Why then has this gem been so abandoned? Sarah tells us that its owner is soon due out of prison, where he was sent for having allowed drug use in the building in its most recent incarnation as a night club. She has considered writing to him to ask what he proposes to do with this city treasure. As Pat and I look up in admiration at the fine decorations a young woman pushing a pram comments to her friend
“They really should do something with that place”
And I feel both heartened that the palace is still loved, and saddened that we live in times where we have been taught to wait for the mysterious “they” to come and put right all that which we would know perfectly well what to with if only “they”, whoever “they” are, would disappear from the scene and let us get on with it.
We walk on and pass a Portuguese taskinha and cannot resist popping in for a couple of pasteis de nata. It is hard to decide who is more delighted; the Portuguese man who serves us at being asked for our order in Portuguese, or me to have found somewhere to practise my beloved rusty old Portuguese again.
Munching on the sweet eggy pastries we stroll though the city centre and as the rain comes down in a sudden summer downpour we marvel at how it kept off exactly long enough for our trip through Devonport.
Memories of monuments, parks, and quaint houses, of wild flower havens, proud river estuaries and the sheer resilience of the people of Plymouth abound as I hop back onto the number 80 and look forward to furthering my acquaintance still more.
I come home from my visit to Devonport with a jar of Janner Jam http://www.facebook.com/JannerJam, http://www.jannerjam.com/local-page.php homemade strawberry jam, a gift from Sarah’s kitchen.

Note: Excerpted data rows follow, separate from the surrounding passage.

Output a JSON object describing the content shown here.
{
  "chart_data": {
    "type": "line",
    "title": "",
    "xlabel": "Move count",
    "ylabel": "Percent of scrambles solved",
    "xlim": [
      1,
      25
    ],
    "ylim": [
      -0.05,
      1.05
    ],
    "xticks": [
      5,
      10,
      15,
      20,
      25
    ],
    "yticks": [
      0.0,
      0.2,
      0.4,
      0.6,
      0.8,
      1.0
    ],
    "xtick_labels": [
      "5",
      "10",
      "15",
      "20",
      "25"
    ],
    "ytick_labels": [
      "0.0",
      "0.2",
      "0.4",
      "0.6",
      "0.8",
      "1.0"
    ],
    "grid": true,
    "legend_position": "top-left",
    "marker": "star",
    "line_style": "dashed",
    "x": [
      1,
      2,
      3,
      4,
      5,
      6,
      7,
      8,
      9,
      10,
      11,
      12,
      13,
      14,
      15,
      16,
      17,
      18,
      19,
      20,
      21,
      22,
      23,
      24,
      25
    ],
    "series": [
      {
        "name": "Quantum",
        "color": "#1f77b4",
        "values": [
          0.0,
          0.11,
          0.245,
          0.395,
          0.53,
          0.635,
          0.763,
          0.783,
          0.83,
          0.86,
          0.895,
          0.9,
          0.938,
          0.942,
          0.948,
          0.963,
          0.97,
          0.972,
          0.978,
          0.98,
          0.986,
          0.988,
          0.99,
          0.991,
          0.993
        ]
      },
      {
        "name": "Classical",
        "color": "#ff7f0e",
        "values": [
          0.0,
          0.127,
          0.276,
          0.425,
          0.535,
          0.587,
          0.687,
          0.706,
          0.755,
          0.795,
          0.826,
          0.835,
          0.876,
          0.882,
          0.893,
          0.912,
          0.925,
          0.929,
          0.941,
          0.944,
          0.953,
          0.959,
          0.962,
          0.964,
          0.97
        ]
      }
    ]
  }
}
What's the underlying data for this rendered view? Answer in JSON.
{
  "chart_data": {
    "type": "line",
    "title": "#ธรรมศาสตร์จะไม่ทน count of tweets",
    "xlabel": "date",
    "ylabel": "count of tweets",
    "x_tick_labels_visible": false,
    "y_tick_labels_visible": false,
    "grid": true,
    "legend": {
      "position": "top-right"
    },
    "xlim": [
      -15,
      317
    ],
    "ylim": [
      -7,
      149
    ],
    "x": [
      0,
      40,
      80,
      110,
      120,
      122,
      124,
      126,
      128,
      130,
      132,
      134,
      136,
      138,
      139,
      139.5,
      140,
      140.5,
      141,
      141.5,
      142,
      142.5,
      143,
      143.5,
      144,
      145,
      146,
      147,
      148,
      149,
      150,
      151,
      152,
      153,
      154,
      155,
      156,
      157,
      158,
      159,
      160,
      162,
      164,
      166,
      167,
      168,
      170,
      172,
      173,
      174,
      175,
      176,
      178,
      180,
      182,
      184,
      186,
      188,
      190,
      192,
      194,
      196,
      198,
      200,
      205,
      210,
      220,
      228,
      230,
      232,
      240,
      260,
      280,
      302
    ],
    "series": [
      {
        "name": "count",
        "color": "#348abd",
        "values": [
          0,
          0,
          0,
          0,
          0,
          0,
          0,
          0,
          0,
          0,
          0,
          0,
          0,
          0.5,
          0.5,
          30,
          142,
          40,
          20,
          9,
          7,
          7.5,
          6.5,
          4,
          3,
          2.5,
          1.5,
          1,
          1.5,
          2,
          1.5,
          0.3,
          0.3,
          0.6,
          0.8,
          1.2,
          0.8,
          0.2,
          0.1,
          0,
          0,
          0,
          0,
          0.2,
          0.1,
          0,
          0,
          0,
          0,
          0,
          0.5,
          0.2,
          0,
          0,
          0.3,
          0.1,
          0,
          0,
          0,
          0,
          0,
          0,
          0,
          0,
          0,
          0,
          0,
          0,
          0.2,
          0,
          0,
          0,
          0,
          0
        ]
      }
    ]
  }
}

Wanting to celebrate the local in her home city and knowing only of Plymouth gin, Sarah started producing the jam as she wanted Plymouth to be known for a local food too.
Tamar valley strawberries are the best in the world. Grown in the fertile soils of the banks of the river that separates Devon from Cornwall, these sweet juicy berries have to be eaten to be believed. I remember the incinerator plans and can only hope that the strong shoots of the new way that honours the past, has an eye on our grandchildren’s future, and lives in the moment, will find their way up through the cracks in our decadent society soon; there is much to be remembered and loved and to nourish us all.
If we can forget the rules and remember Michael’s wise words “I don’t have to know what I am going to do until I’m going to” I reckon we could be well on our way.
Many thanks to Sarah Greep, Pat Bushell, and Michael Holt for inspiring me, and this blog.